Two months after a 110-lb light fixture fell onto a roadway along Boston’s Big Dig highway project, Massachusetts Dept. of Transportation inspectors have found some corrosion in the 23,000 lighting fixtures that line the Central Artery tunnel. In the wake of the resignation of a highway administrator following a delay in notifying the public about the fixture, the agency’s operational procedures are under scrutiny.
“I have acknowledged our failure to alert the public in a timely manner and the lapse in our internal communications, which we are currently working to address,” state transportation Secretary Jeffrey Mullan says. “We are continuing to gather facts in our review of this matter and will provide an update upon completion of that review.”

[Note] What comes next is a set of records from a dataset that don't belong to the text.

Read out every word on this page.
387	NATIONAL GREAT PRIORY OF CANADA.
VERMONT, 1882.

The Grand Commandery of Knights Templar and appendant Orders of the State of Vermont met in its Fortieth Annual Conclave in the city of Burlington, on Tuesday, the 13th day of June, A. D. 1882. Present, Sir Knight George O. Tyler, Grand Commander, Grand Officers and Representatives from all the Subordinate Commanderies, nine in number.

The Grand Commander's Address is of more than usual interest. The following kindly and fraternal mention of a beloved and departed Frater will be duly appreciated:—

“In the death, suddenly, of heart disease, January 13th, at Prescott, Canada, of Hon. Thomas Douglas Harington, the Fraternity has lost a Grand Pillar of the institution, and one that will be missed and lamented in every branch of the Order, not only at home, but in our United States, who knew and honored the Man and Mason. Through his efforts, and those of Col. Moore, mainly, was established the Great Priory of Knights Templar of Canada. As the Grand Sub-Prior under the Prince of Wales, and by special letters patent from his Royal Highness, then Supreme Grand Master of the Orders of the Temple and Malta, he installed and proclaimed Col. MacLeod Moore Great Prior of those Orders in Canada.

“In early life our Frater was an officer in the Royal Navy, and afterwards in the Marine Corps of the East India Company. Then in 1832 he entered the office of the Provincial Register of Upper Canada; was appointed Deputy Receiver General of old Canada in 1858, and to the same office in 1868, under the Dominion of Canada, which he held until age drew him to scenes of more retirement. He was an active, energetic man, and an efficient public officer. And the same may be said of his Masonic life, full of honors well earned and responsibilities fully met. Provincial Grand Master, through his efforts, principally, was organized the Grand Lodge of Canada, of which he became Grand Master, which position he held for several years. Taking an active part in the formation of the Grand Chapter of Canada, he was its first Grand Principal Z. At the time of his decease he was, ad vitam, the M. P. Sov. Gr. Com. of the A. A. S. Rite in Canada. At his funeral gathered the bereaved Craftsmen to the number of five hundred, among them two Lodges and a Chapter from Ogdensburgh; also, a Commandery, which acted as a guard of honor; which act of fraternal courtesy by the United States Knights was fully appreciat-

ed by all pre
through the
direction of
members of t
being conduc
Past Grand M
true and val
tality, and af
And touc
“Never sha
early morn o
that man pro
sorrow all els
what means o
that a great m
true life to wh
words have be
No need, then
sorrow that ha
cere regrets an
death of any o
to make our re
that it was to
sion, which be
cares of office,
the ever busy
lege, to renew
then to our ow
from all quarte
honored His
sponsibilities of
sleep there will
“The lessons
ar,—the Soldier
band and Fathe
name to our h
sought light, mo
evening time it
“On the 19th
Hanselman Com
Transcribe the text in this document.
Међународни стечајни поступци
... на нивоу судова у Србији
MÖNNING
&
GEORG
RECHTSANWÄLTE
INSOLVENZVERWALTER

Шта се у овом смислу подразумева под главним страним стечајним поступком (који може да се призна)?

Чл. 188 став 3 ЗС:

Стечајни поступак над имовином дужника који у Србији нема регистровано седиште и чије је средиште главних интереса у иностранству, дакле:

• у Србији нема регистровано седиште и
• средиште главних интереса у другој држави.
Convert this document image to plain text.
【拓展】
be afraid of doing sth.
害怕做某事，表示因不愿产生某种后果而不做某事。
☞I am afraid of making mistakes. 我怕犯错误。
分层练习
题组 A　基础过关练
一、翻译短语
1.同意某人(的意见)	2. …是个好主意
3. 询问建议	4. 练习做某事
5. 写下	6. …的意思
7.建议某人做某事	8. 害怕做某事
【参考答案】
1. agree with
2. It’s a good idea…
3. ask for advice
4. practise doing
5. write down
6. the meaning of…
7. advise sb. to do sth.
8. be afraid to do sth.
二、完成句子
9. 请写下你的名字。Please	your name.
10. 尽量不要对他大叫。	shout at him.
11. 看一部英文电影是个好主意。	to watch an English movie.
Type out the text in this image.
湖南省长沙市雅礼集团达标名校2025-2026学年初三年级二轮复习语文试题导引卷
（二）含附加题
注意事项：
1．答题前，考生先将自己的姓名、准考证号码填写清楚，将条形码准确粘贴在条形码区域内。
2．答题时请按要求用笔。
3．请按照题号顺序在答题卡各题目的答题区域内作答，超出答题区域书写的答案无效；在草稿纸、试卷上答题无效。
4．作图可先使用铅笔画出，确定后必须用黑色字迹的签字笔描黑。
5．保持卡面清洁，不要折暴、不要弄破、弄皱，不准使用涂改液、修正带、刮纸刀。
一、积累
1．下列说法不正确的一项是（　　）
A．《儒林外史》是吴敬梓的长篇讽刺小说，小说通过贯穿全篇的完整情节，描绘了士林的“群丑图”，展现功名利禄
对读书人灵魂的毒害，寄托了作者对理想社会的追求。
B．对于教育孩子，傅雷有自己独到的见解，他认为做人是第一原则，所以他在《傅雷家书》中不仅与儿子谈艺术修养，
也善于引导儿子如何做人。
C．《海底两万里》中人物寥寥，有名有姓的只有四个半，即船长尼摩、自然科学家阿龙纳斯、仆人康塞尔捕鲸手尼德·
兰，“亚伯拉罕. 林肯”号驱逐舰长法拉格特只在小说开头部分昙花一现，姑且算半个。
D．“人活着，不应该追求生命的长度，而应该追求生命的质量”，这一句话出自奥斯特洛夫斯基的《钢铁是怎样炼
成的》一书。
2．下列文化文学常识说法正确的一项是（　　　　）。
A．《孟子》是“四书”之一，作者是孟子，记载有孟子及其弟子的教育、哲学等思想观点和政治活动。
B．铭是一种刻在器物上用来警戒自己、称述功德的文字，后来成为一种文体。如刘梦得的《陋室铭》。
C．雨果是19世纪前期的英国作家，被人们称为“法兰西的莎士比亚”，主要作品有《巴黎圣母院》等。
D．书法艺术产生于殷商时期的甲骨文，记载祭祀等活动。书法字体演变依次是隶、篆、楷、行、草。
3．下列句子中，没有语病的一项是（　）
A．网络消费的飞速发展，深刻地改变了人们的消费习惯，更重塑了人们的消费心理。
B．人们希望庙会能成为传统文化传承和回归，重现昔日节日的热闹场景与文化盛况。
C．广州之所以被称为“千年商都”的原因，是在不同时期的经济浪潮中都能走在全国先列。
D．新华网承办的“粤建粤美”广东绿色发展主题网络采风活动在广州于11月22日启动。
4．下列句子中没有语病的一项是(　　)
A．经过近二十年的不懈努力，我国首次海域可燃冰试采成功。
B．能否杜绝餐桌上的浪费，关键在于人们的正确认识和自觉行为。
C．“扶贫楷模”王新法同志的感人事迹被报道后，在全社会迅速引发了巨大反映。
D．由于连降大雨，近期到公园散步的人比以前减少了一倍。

Adam Hurtibise, MassDOT spokesman, said inspections of the tunnel light fixtures are complete, and about 300 lights—less than 2% of some 23,000 in the tunnels—displayed some corrosion. After the incident, MassDOT inspectors determined there is corrosion. “Preliminary findings indicate that water and salt may have accelerated this corrosion process,” he says.
MassDOT hired Massachusetts Material Research Inc. to help determine the corrosion’s source. The West Boylston, Mass., company declined to provide ENR with additional details on the incident.
The 110-lb light fixture fell from the ceiling on the morning of Feb. 8 onto the roadway in the O’Neil tunnel. No injuries or property damage was reported.
In a press conference on April 1, Mullan said Frank Tramontozzi had left his position as acting highway administrator, a post he assumed on March 2, as well as his position as chief engineer for the highway division. Tramontozzi did not reply to requests for comment.
In a March 25 internal MassDOT communications review, Tramontozzi claimed he was at an offsite meeting on Feb. 9 and says he was not notified about the fixture incident until Feb. 24 by Helmut Ernst, a highway director. Tramontozzi failed to notify Transportation Secretary Jeffrey Mullan until March 8. However, Ernst claims he telephoned Tramontozzi about the incident and ordered visual inspection of the lights on Feb. 9, the review notes.
Some experts have questioned how MassDOT’s technical support contractor—Los Angeles-based AECOM, which collected $4.5 million under a three-year contract—could have missed the problem. Hurtibise says AECOM was hired to inspect the lights and perform additional work on the tunnels. While the state has not openly criticized AECOM’s performance, he says, MassDOT has changed the inspection protocols to require a hands-on inspection of the lights. Previously, a visual inspection sufficed.
Requesting anonymity, a structural engineer with knowledge of tunnel inspections says the cause of the incident “appears to be a case of very localized corrosion.”
Based on a New England Cable News video clip from March 16, an aluminum lighting support rod in the tunnel appeared to be in good condition, the engineer says, except at the point lighting fixture clips are attached.
Components that cause corrosion are present: the electrical current in the light, the saltwater splash off trucks and clips clamped tightly to the fixture’s painted surface. “Whenever there is a bare spot, corrosion gets intense,” he says. “The powder-painted surface looks fine, but the clips could be scraping the paint,” he says. “If you’re counting on paint to be a barrier between two dissimilar metals touching each other, that could lead to corrosion,” he says.
The fallen light fixture was near the entryway of the tunnel, indicating the problem is not widespread. MassDOT likely will change its lighting specifications, he adds.
In July 2006, several 4,600-lb ceiling panels broke free in another portion of the tunnel system, crushing a passing car and killing the driver, 38-year-old Boston resident Milena del Valle.
The latest estimate of the Central Artery Big Dig project is around $15 billion, after an initial cost estimate of between $2 billion and $3 billion. Completed in 2007, it is considered the most expensive highway project in U.S. History.